With the backing of Gov. Phil Murphy and state Senate President Steve Sweeney, a bill that would have allowed the possession of marijuana and its regulated and taxed sale to adults was set for a vote in the Legislature on March 25, but was pulled that morning because support fell short in the Senate.

Supporters said the bill would be back, stating that it was a matter of when, not if, marijuana would be legalized. Polls show a majority in New Jersey support legalization, but there remains deep skepticism. Sen. Bob Andrzejczak, a Middle Township resident, bucked his party as one of the hard “no” votes among Democrats on the bill.

Several towns have already voted to exclude marijuana sales from their jurisdictions, including Wildwood and Ocean City, while others have weighed taking the step. The bill under consideration would allow towns to keep out dispensaries, but that also means saying no to the additional taxes from marijuana sales.

Some legal experts believe towns that have already voted would likely need to pass new ordinances if the legalization bill ever becomes law.

Donohue did not give an opinion on the matter at the recent meeting, saying only that the matter should be discussed before the state acts.

A revitalization area in Rio Grande received the most discussion at the April 1 meeting. Last year, the township approved a resolution to begin negotiations with Delco Development LLC on the redevelopment of a former concrete plant off Route 47, between the township bike path and Railroad Avenue. The township recently entered a similar agreement with Atlantic Cape Builders LLC for a separate redevelopment zone off Indian Trail Road in the Goshen section of the township, which Donohue described at the time as the first step in a long process.

On April 15, the township is set to consider the next step in the process for the redevelopment zone in the Rio Grande section. The designation as a redevelopment zone gives the township leeway on zoning and taxation, opening the possibility of approving a payment in lieu of taxation plan, or PILOT. According to Donohue, preliminary plans for the site include 77 town homes and 144 apartments, but he said plans have not been finalized.

Delco Development LLC operates the shopping area at Route 9 and Route 47, close to the redevelopment zone. The retail center includes Lowes, Walmart and other national stores. The company has developed several other properties in South Jersey.

According to published reports, Thomas Juliano, the president of Delco, has indicated the site could become a high-end rental community.

Residents at the most recent meeting indicated they had a lot of questions about the Rio Grande plan.

Township resident Stanley Doniger said he wants to see housing set aside for veterans, suggesting he plans to raise that issue with Juliano at the workshop.

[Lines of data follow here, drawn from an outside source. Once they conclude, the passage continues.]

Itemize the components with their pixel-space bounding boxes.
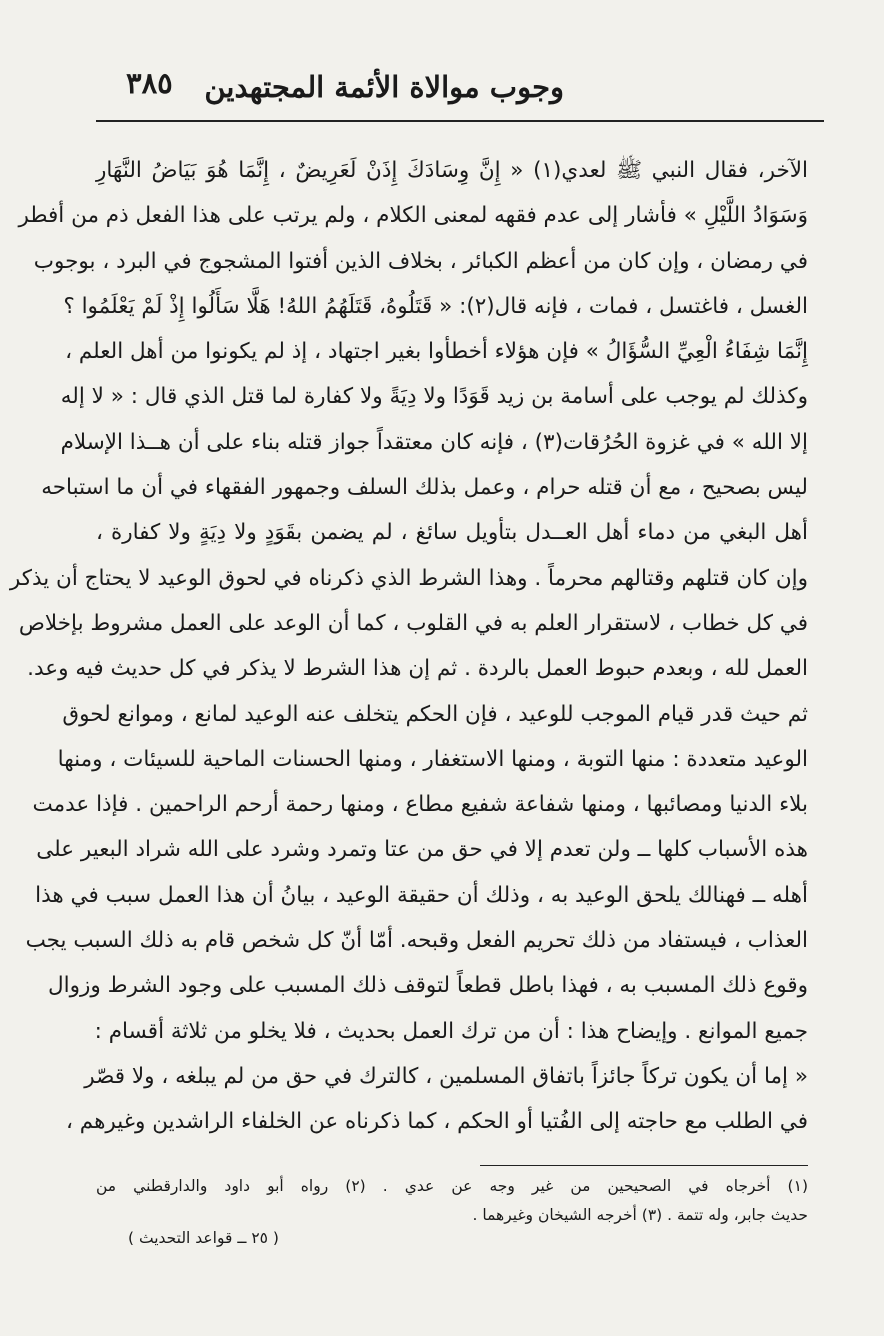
text-line: في الطلب مع حاجته إلى الفُتيا أو الحكم ، كما ذكرناه عن الخلفاء الراشدين وغيرهم ، bbox=[66, 1109, 808, 1135]
text-line: بلاء الدنيا ومصائبها ، ومنها شفاعة شفيع مطاع ، ومنها رحمة أرحم الراحمين . فإذا عدمت bbox=[32, 792, 808, 818]
text-line: وقوع ذلك المسبب به ، فهذا باطل قطعاً لتوقف ذلك المسبب على وجود الشرط وزوال bbox=[48, 973, 808, 999]
text-line: وَسَوَادُ اللَّيْلِ » فأشار إلى عدم فقهه لمعنى الكلام ، ولم يرتب على هذا الفعل ذم من أفطر bbox=[18, 203, 808, 229]
main-text bbox=[9, 148, 808, 1145]
text-line: أهله ــ فهنالك يلحق الوعيد به ، وذلك أن حقيقة الوعيد ، بيانُ أن هذا العمل سبب في هذا bbox=[35, 882, 808, 908]
text-line: هذه الأسباب كلها ــ ولن تعدم إلا في حق من عتا وتمرد وشرد على الله شراد البعير على bbox=[36, 837, 808, 863]
text-line: إلا الله » في غزوة الحُرُقات(٣) ، فإنه كان معتقداً جواز قتله بناء على أن هــذا الإسلام bbox=[60, 429, 808, 455]
text-line: ليس بصحيح ، مع أن قتله حرام ، وعمل بذلك السلف وجمهور الفقهاء في أن ما استباحه bbox=[41, 475, 808, 501]
running-title: وجوب موالاة الأئمة المجتهدين bbox=[204, 70, 564, 104]
text-line: في كل خطاب ، لاستقرار العلم به في القلوب ، كما أن الوعد على العمل مشروط بإخلاص bbox=[18, 610, 808, 636]
text-line: في رمضان ، وإن كان من أعظم الكبائر ، بخلاف الذين أفتوا المشجوج في البرد ، بوجوب bbox=[33, 248, 808, 274]
text-line: أهل البغي من دماء أهل العــدل بتأويل سائغ ، لم يضمن بقَوَدٍ ولا دِيَةٍ ولا كفارة ، bbox=[96, 520, 808, 546]
footnote-divider bbox=[480, 1165, 808, 1166]
text-line: ثم حيث قدر قيام الموجب للوعيد ، فإن الحكم يتخلف عنه الوعيد لمانع ، وموانع لحوق bbox=[62, 701, 808, 727]
text-line: الآخر، فقال النبي ﷺ لعدي(١) « إِنَّ وِسَادَكَ إِذَنْ لَعَرِيضٌ ، إِنَّمَا هُوَ بَيَاضُ النَّهَارِ bbox=[96, 158, 808, 183]
text-line: الغسل ، فاغتسل ، فمات ، فإنه قال(٢): « قَتَلُوهُ، قَتَلَهُمُ اللهُ! هَلَّا سَأَلُوا إِذْ لَمْ يَعْلَمُوا ؟ bbox=[63, 293, 808, 319]
text-line: وإن كان قتلهم وقتالهم محرماً . وهذا الشرط الذي ذكرناه في لحوق الوعيد لا يحتاج أن يذكر bbox=[9, 565, 808, 591]
footnote-line: (١) أخرجاه في الصحيحين من غير وجه عن عدي . (٢) رواه أبو داود والدارقطني من bbox=[96, 1177, 808, 1195]
text-line: « إما أن يكون تركاً جائزاً باتفاق المسلمين ، كالترك في حق من لم يبلغه ، ولا قصّر bbox=[84, 1063, 808, 1089]
footnotes bbox=[96, 1172, 808, 1230]
text-line: العمل لله ، وبعدم حبوط العمل بالردة . ثم إن هذا الشرط لا يذكر في كل حديث فيه وعد. bbox=[27, 656, 808, 682]
text-line: وكذلك لم يوجب على أسامة بن زيد قَوَدًا ولا دِيَةً ولا كفارة لما قتل الذي قال : « لا إله bbox=[60, 384, 808, 410]
footnote-line: حديث جابر، وله تتمة . (٣) أخرجه الشيخان وغيرهما . bbox=[472, 1206, 808, 1224]
signature-mark: ( ٢٥ ــ قواعد التحديث ) bbox=[128, 1229, 279, 1247]
text-line: الوعيد متعددة : منها التوبة ، ومنها الاستغفار ، ومنها الحسنات الماحية للسيئات ، ومنها bbox=[57, 746, 808, 772]
running-header bbox=[96, 60, 824, 122]
text-line: جميع الموانع . وإيضاح هذا : أن من ترك العمل بحديث ، فلا يخلو من ثلاثة أقسام : bbox=[94, 1018, 808, 1044]
page-number: ٣٨٥ bbox=[126, 66, 173, 100]
text-line: العذاب ، فيستفاد من ذلك تحريم الفعل وقبحه. أمّا أنّ كل شخص قام به ذلك السبب يجب bbox=[25, 928, 808, 954]
text-line: إِنَّمَا شِفَاءُ الْعِيِّ السُّؤَالُ » فإن هؤلاء أخطأوا بغير اجتهاد ، إذ لم يكونوا من أهل العلم ، bbox=[65, 339, 808, 365]
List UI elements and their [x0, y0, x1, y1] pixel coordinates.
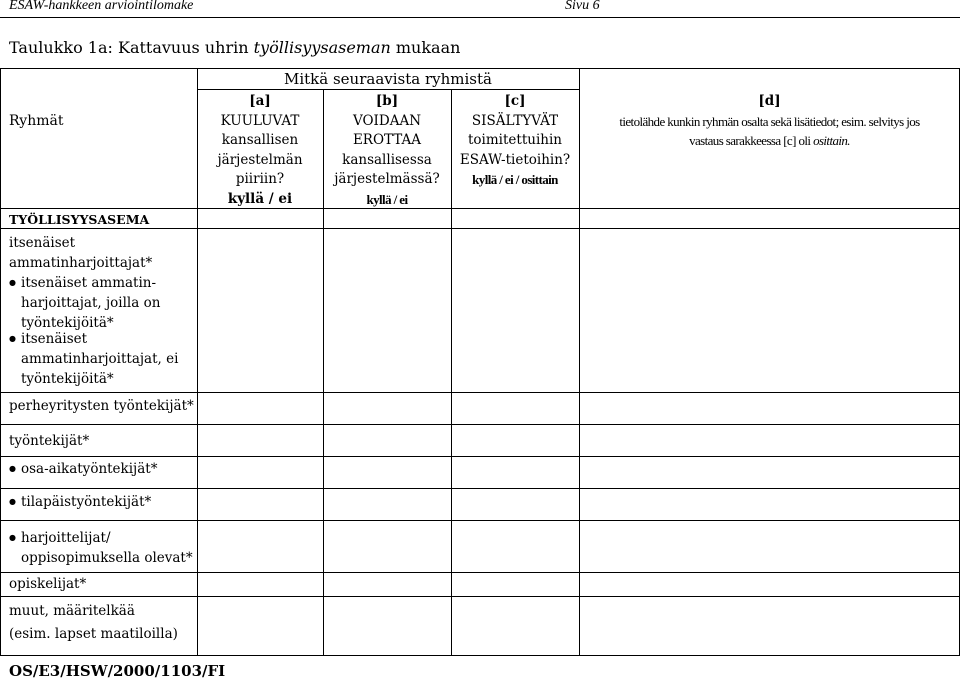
row-self-employed-without-employees: ● itsenäiset ammatinharjoittajat, ei työntekijöitä*: [9, 329, 178, 389]
column-d-header: [d] tietolähde kunkin ryhmän osalta sekä lisätiedot; esim. selvitys jos vastaus sarakkeessa [c] oli osittain.: [619, 93, 920, 148]
document-title: ESAW-hankkeen arviointilomake: [9, 0, 194, 13]
row-others: muut, määritelkää (esim. lapset maatiloilla): [9, 603, 178, 642]
page-number: Sivu 6: [565, 0, 600, 13]
row-self-employed-with-employees: ● itsenäiset ammatin- harjoittajat, joilla on työntekijöitä*: [9, 273, 160, 333]
span-header: Mitkä seuraavista ryhmistä: [284, 70, 492, 88]
section-heading: TYÖLLISYYSASEMA: [9, 212, 150, 227]
row-self-employed: itsenäiset ammatinharjoittajat*: [9, 235, 153, 271]
row-apprentices: ● harjoittelijat/ oppisopimuksella olevat*: [9, 528, 193, 568]
row-temporary: ● tilapäistyöntekijät*: [9, 492, 151, 512]
column-b-header: [b] VOIDAAN EROTTAA kansallisessa järjestelmässä? kyllä / ei: [334, 93, 440, 207]
row-family-workers: perheyritysten työntekijät*: [9, 398, 194, 414]
row-students: opiskelijat*: [9, 576, 87, 592]
column-c-header: [c] SISÄLTYVÄT toimitettuihin ESAW-tietoihin? kyllä / ei / osittain: [459, 93, 571, 187]
row-part-time: ● osa-aikatyöntekijät*: [9, 459, 157, 479]
column-a-header: [a] KUULUVAT kansallisen järjestelmän piiriin? kyllä / ei: [217, 93, 303, 207]
document-code: OS/E3/HSW/2000/1103/FI: [9, 662, 226, 680]
header-rule: [0, 17, 960, 18]
table-title: Taulukko 1a: Kattavuus uhrin työllisyysaseman mukaan: [9, 38, 461, 57]
row-employees: työntekijät*: [9, 433, 90, 449]
groups-column-header: Ryhmät: [9, 113, 64, 129]
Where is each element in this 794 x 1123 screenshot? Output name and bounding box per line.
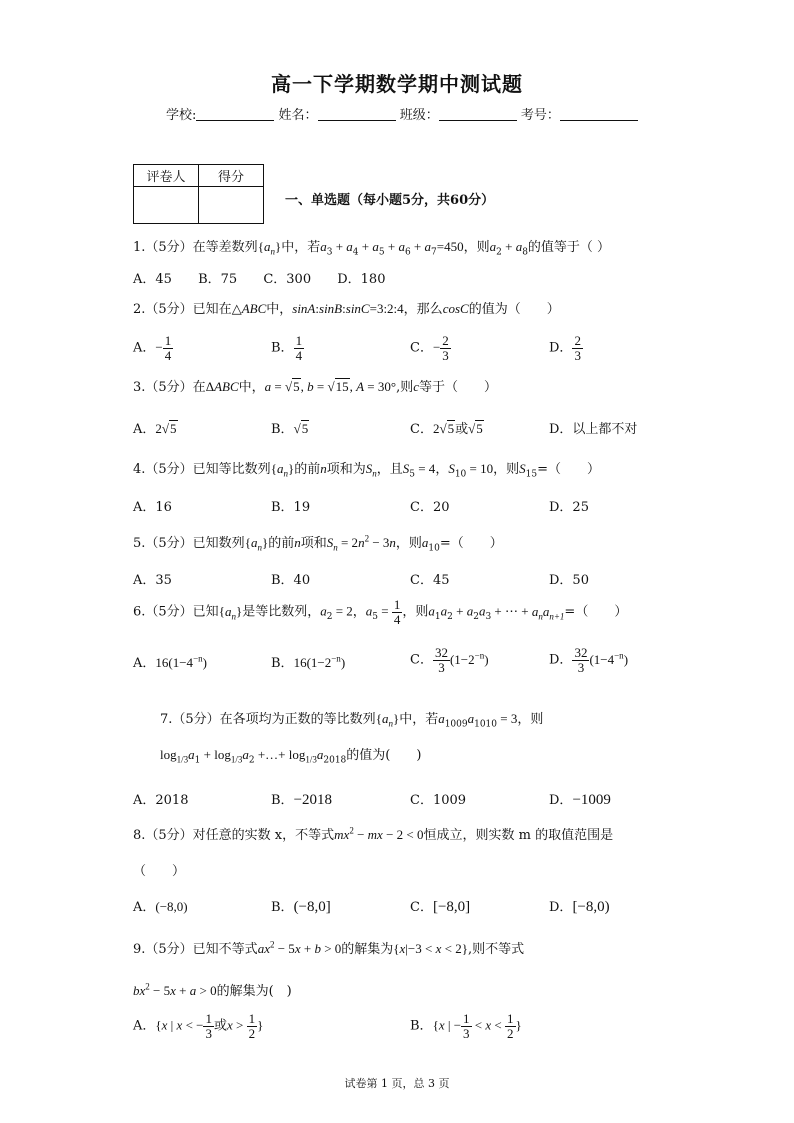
option-c[interactable]: C．300	[263, 272, 312, 287]
option-c[interactable]: C．1009	[410, 793, 467, 808]
question-1-options	[133, 268, 385, 287]
question-7: 7.（5分）在各项均为正数的等比数列$\{a_n\}$中，若$a_{1009}a_{1010} = 3$，则	[160, 711, 544, 730]
question-8-line-2: （ ）	[133, 864, 186, 879]
option-c[interactable]: C．45	[410, 573, 450, 588]
option-b[interactable]: B． $\frac{1}{4}$	[271, 333, 303, 363]
question-4: 4.（5分）已知等比数列$\{a_n\}$的前n项和为$S_n$，且$S_5 = 4$，$S_{10} = 10$，则$S_{15}=$（ ）	[133, 461, 600, 480]
section-heading: 一、单选题（每小题5分，共60分）	[285, 193, 495, 208]
score-header: 得分	[199, 165, 264, 187]
option-a[interactable]: A．45	[133, 272, 172, 287]
option-b[interactable]: B．19	[271, 500, 311, 515]
option-b[interactable]: B．75	[198, 272, 238, 287]
school-label: 学校:	[166, 108, 197, 123]
class-label: 班级：	[399, 108, 439, 123]
option-d[interactable]: D． $\frac{32}{3}$ $(1-4^{-n})$	[549, 645, 629, 675]
reviewer-cell[interactable]	[134, 187, 199, 224]
option-d[interactable]: D．−1009	[549, 792, 611, 808]
question-1: 1.（5分）在等差数列$\{a_n\}$中，若$a_3 + a_4 + a_5 + a_6 + a_7=450$，则$a_2 + a_8$的值等于（ ）	[133, 239, 611, 258]
option-b[interactable]: B．40	[271, 573, 311, 588]
page-title: 高一下学期数学期中测试题	[271, 72, 523, 96]
option-b[interactable]: B．−2018	[271, 792, 333, 808]
question-3: 3.（5分）在ΔABC中，a = √5, b = √15, A = 30°,则c等于（ ）	[133, 379, 497, 395]
name-label: 姓名：	[278, 108, 318, 123]
student-info-line	[166, 104, 638, 123]
option-b[interactable]: B．(−8,0]	[271, 899, 331, 915]
option-a[interactable]: A．− $\frac{1}{4}$	[133, 333, 172, 363]
option-d[interactable]: D．25	[549, 500, 589, 515]
option-d[interactable]: D．以上都不对	[549, 422, 638, 437]
question-5: 5.（5分）已知数列$\{a_n\}$的前n项和$S_n = 2n^2 - 3n$，则$a_{10}=$（ ）	[133, 533, 503, 554]
question-9-line-2: $bx^2 - 5x + a > 0$的解集为( )	[133, 981, 292, 999]
option-c[interactable]: C．20	[410, 500, 450, 515]
number-blank[interactable]	[560, 108, 638, 121]
option-a[interactable]: A．{x | x < − $\frac{1}{3}$ 或x > $\frac{1}{2}$ }	[133, 1011, 264, 1041]
option-d[interactable]: D．[−8,0)	[549, 899, 610, 915]
question-6: 6.（5分）已知$\{a_n\}$是等比数列，$a_2 = 2$，$a_5$ = $\frac{1}{4}$ ，则$a_1a_2 + a_2a_3$ + ⋯ + $a_na_{n+1}=$（ ）	[133, 597, 628, 627]
option-a[interactable]: A．35	[133, 573, 172, 588]
score-cell[interactable]	[199, 187, 264, 224]
option-b[interactable]: B．{x | − $\frac{1}{3}$ < x < $\frac{1}{2}$ }	[410, 1011, 522, 1041]
option-c[interactable]: C．2√5或√5	[410, 421, 483, 437]
option-d[interactable]: D． $\frac{2}{3}$	[549, 333, 581, 363]
page-footer: 试卷第 1 页，总 3 页	[344, 1077, 450, 1090]
question-8: 8.（5分）对任意的实数 x，不等式$mx^2$ − mx − 2 < 0恒成立，则实数 m 的取值范围是	[133, 825, 614, 843]
option-a[interactable]: A．$16(1-4^{-n})$	[133, 653, 207, 671]
option-a[interactable]: A．(−8,0)	[133, 899, 188, 915]
score-table	[133, 164, 264, 224]
option-d[interactable]: D．50	[549, 573, 589, 588]
question-7-line-2: $\log_{1/3}a_1 + \log_{1/3}a_2$ +…+ $\log_{1/3}a_{2018}$的值为( )	[160, 747, 422, 766]
class-blank[interactable]	[439, 108, 517, 121]
school-blank[interactable]	[196, 108, 274, 121]
option-b[interactable]: B．√5	[271, 421, 309, 437]
option-c[interactable]: C．[−8,0]	[410, 899, 471, 915]
option-c[interactable]: C．− $\frac{2}{3}$	[410, 333, 449, 363]
number-label: 考号：	[520, 108, 560, 123]
option-d[interactable]: D．180	[337, 272, 386, 287]
name-blank[interactable]	[318, 108, 396, 121]
option-b[interactable]: B．$16(1-2^{-n})$	[271, 653, 346, 671]
question-9: 9.（5分）已知不等式$ax^2 - 5x + b > 0$的解集为{x|−3 < x < 2},则不等式	[133, 939, 525, 957]
option-a[interactable]: A．2√5	[133, 421, 177, 437]
option-a[interactable]: A．2018	[133, 793, 189, 808]
reviewer-header: 评卷人	[134, 165, 199, 187]
question-2: 2.（5分）已知在△ABC中，sinA:sinB:sinC=3:2:4，那么cosC的值为（ ）	[133, 301, 560, 317]
option-c[interactable]: C． $\frac{32}{3}$ $(1-2^{-n})$	[410, 645, 489, 675]
option-a[interactable]: A．16	[133, 500, 172, 515]
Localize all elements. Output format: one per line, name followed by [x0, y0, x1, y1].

Doniger questioned how committee members would be able to cover the issue in two hours. Donohue replied it would be more like a half hour, with four topics to cover at the workshop each getting a quarter of the available time.

“We’re going to be busy,” Donohue said later at the meeting.

At the regular Township Committee meeting April 15, a public hearing and final vote are planned on the township’s $22.17 million budget. As introduced, the budget did not increase the municipal tax rate over last year’s 48.3 cents per $100 of assessed value.

Residents will have a chance to have their say on the budget proposal at the regular meeting, but the committee plans to go over the budget in detail during the workshop.

This year, Township Committee changed its workshop schedule, holding the workshops once a month an hour earlier than previously. That gives the governing body two hours for discussion before the scheduled start of the 6 p.m. meeting.